Biography

The creator of this unit on Biafra is David S. Trask, Department of History, Guilford Technical Community College, Jamestown, North Carolina. I participated in this effort for several reasons.  I wanted to see if electronic media create the opportunity for historians to teach history in new ways that will give all of us a better understanding of what happened in the past and how it relates to the present.  This is also an opportunity for me to look into an area of history which is not one of my areas of special expertise. Why do this?  One reason is that if we are going to teach world history or move beyond familiar perspectives in western civilization or learn anything, for that matter, we have to be willing to grapple publicly with issues and regions which were not part of our graduate school experience.  For this reason many teachers must become like students learning new and different material. It can be awkward.  There are all those new names to learn and powerful issues which we did not know about until ten minutes ago in our reading.  [This paragraph is obviously another advertisement for the value of this unit and its approach--it still hasn't told you who I am.]

I teach primarily western and world civilization courses and have developed several internet versions of these classes for my college. I am very concerned about how history "on the web" is different from the traditional textbook and lecture-based learning. I am truly a child of print media teaching students who are more and more experienced in electronic media. This is obvious from my current projects: I recently completed co-editing a special issue of The History Teacher (November, 1999) on teaching history at two year colleges.  My three year term as contributing editor for the Teaching column for Perspectives, the Newsletter of the American Historical Association, ended in August, 1999. I presented a paper at the annual meeting of the American Historical Association in January, 2000, as part of this project on "Teaching and Learning in the Digital Age." It dealt with the impact of electronic media on the understanding and teaching of history and carries the title, "Did the Sans-Culottes Wear Nikes?"  Although my current work is tied to media theory, my research interests are in American history and include a recent essay on Vietnam as an Indian war. 

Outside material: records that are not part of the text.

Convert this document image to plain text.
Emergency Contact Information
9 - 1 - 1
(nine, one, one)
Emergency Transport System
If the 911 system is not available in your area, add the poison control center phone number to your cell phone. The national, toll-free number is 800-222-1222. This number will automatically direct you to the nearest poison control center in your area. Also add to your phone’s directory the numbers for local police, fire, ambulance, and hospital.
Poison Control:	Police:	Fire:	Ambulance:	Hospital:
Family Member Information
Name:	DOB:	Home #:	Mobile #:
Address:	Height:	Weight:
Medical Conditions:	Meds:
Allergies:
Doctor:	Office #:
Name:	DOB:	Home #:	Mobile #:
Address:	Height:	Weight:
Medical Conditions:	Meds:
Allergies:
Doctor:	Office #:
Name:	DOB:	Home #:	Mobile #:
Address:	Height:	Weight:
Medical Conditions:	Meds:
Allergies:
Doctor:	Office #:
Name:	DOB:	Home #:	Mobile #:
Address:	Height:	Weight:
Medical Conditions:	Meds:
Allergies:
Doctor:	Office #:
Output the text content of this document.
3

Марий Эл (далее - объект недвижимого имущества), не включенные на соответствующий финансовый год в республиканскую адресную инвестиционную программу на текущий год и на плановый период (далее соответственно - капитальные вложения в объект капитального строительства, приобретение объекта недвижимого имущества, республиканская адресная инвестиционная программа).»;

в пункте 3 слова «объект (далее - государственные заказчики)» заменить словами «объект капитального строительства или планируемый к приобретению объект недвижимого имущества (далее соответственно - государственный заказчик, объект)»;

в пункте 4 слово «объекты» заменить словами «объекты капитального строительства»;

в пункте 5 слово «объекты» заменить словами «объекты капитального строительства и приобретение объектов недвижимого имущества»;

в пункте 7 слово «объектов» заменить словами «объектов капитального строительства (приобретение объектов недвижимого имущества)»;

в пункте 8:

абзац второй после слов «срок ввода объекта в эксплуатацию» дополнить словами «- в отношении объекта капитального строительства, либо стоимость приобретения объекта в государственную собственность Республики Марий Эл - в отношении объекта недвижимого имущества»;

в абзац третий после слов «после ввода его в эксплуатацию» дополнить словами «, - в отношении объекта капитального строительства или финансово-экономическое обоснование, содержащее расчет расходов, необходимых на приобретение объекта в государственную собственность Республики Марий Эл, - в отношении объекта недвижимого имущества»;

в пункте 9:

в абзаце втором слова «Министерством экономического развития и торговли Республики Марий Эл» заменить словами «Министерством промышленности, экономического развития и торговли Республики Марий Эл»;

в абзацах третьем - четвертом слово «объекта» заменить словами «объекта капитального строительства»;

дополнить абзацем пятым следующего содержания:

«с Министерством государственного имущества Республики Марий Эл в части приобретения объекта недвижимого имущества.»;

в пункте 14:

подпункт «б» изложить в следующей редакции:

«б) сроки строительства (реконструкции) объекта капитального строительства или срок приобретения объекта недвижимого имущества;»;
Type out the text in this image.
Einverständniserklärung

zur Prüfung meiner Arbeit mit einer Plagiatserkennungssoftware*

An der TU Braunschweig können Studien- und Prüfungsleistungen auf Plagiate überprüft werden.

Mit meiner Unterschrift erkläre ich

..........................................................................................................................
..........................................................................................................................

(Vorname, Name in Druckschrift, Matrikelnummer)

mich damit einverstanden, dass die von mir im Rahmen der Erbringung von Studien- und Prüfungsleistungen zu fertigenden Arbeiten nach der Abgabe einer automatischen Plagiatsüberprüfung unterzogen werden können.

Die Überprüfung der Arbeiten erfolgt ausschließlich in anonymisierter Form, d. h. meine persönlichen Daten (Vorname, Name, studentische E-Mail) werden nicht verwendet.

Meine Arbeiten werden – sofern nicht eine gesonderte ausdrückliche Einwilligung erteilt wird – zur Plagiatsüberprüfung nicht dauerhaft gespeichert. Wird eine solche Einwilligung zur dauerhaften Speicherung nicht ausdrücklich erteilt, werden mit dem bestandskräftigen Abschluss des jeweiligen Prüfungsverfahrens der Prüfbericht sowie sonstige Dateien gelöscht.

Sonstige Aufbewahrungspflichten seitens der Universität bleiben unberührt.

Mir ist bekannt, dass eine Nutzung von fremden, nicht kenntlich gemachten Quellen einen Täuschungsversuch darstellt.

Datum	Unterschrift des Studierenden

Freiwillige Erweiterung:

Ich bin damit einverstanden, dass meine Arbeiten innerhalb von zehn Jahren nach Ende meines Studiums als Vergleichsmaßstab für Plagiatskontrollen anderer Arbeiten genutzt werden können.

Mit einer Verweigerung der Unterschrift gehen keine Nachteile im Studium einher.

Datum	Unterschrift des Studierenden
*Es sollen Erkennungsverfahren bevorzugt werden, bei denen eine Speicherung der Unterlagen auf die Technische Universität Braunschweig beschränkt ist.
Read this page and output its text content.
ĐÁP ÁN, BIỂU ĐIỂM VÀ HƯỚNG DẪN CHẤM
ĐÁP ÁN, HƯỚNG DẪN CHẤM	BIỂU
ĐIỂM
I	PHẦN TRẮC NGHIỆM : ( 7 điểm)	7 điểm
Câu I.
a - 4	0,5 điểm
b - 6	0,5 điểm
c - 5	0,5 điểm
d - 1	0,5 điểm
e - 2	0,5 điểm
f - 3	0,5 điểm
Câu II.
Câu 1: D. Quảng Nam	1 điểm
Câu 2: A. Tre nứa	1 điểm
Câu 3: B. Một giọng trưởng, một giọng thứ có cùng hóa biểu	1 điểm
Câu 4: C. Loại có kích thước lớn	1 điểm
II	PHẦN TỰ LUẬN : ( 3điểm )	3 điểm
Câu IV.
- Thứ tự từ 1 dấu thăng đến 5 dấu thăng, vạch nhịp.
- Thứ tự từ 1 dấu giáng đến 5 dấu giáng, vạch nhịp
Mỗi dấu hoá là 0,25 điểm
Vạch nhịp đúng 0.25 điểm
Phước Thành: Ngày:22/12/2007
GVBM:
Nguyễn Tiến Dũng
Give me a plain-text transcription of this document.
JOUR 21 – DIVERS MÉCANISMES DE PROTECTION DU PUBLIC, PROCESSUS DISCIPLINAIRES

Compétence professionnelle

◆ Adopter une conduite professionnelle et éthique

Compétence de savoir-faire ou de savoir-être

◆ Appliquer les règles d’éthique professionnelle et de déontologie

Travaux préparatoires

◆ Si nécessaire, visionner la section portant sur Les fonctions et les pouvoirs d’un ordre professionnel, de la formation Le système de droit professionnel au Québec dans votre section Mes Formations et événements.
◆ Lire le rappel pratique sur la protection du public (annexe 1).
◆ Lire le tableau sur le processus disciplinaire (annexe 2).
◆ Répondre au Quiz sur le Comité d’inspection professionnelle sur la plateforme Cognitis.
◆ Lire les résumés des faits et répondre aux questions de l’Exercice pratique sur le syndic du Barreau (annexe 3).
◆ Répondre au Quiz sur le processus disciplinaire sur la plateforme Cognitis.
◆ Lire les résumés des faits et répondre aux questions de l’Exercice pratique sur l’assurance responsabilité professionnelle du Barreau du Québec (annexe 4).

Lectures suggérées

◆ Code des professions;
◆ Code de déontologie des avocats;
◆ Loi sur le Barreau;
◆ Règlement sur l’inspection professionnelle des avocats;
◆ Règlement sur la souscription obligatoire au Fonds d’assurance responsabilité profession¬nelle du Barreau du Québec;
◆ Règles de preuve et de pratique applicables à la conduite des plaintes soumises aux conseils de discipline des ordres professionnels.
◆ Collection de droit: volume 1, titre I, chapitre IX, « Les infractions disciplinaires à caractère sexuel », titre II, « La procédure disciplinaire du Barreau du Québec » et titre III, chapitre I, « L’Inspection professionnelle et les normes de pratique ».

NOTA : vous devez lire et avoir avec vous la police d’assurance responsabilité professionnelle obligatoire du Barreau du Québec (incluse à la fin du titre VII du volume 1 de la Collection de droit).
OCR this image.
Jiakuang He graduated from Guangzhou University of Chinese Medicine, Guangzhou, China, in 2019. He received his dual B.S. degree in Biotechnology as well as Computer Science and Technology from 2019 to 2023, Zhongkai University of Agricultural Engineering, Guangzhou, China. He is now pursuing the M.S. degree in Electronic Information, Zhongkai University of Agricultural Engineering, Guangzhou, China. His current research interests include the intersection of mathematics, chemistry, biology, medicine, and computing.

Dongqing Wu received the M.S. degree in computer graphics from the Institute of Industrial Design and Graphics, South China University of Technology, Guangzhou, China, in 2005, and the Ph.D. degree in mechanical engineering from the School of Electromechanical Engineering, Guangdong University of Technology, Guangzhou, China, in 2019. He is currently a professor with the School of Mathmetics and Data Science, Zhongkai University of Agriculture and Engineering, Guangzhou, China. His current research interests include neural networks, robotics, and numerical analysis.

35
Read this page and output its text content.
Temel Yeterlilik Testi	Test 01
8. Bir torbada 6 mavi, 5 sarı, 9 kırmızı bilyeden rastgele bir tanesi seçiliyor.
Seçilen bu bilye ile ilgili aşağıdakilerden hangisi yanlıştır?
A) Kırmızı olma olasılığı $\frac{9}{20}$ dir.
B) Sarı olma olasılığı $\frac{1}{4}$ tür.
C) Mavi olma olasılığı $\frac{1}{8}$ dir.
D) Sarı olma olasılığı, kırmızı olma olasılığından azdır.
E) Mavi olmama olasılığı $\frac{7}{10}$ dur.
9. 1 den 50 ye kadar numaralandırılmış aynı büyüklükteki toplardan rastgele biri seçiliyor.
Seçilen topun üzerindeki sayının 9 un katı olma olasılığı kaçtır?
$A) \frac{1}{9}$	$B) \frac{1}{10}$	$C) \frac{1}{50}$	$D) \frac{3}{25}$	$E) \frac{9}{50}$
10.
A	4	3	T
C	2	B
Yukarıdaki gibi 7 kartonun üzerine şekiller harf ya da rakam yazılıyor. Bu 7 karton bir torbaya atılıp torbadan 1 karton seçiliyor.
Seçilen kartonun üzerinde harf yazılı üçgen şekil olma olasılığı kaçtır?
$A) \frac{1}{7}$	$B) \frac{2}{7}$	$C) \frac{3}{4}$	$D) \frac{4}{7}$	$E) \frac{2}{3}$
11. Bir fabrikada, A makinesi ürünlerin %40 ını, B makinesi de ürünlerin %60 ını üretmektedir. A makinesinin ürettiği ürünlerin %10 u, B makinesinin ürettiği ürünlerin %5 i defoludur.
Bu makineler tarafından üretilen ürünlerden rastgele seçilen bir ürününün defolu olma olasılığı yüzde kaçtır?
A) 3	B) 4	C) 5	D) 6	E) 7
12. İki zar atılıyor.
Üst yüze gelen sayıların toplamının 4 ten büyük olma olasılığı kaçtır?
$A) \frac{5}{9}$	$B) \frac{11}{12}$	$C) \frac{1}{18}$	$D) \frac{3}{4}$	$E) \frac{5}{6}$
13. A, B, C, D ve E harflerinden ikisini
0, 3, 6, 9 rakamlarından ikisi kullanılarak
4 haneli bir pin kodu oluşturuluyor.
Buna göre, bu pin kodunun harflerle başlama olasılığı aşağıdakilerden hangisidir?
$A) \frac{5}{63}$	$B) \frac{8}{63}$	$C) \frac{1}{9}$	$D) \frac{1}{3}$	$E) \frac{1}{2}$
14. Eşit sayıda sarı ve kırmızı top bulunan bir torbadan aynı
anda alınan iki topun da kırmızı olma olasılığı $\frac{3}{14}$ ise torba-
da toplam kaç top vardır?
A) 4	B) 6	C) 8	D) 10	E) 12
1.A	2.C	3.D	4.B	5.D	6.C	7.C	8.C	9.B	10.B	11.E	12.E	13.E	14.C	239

During the fall semester, 2001, I received educational leave to work on the Digital Teaching Library of the Maureen and Mike Mansfield Center of the University of Montana.  The topic of the DTL is "America's Wars in Asia"; my role is to develop materials from U. S. perspectives for this project while learning the in's and out's of the software used to develop and maintain this kind of site. 

The approach employed in this unit is sometimes called a "post hole" approach in the sense that it focuses on a narrow issue and tries to develop many different historical understandings from a single historical moment.  I first encountered this approach at a 1984 NEH Summer Institute on the "new" history and the survey course (at a time when the "new" history was social history).  The institute was organized by the Community College Humanities Association.  

I got my undergraduate degree in history from the University of the South, Sewanee, Tennessee, and completed my masters and Ph. D. degrees at the University of Nebraska with a dissertation on the Populist party in Nebraska (populism was a nation-wide third party movement of the 1890s).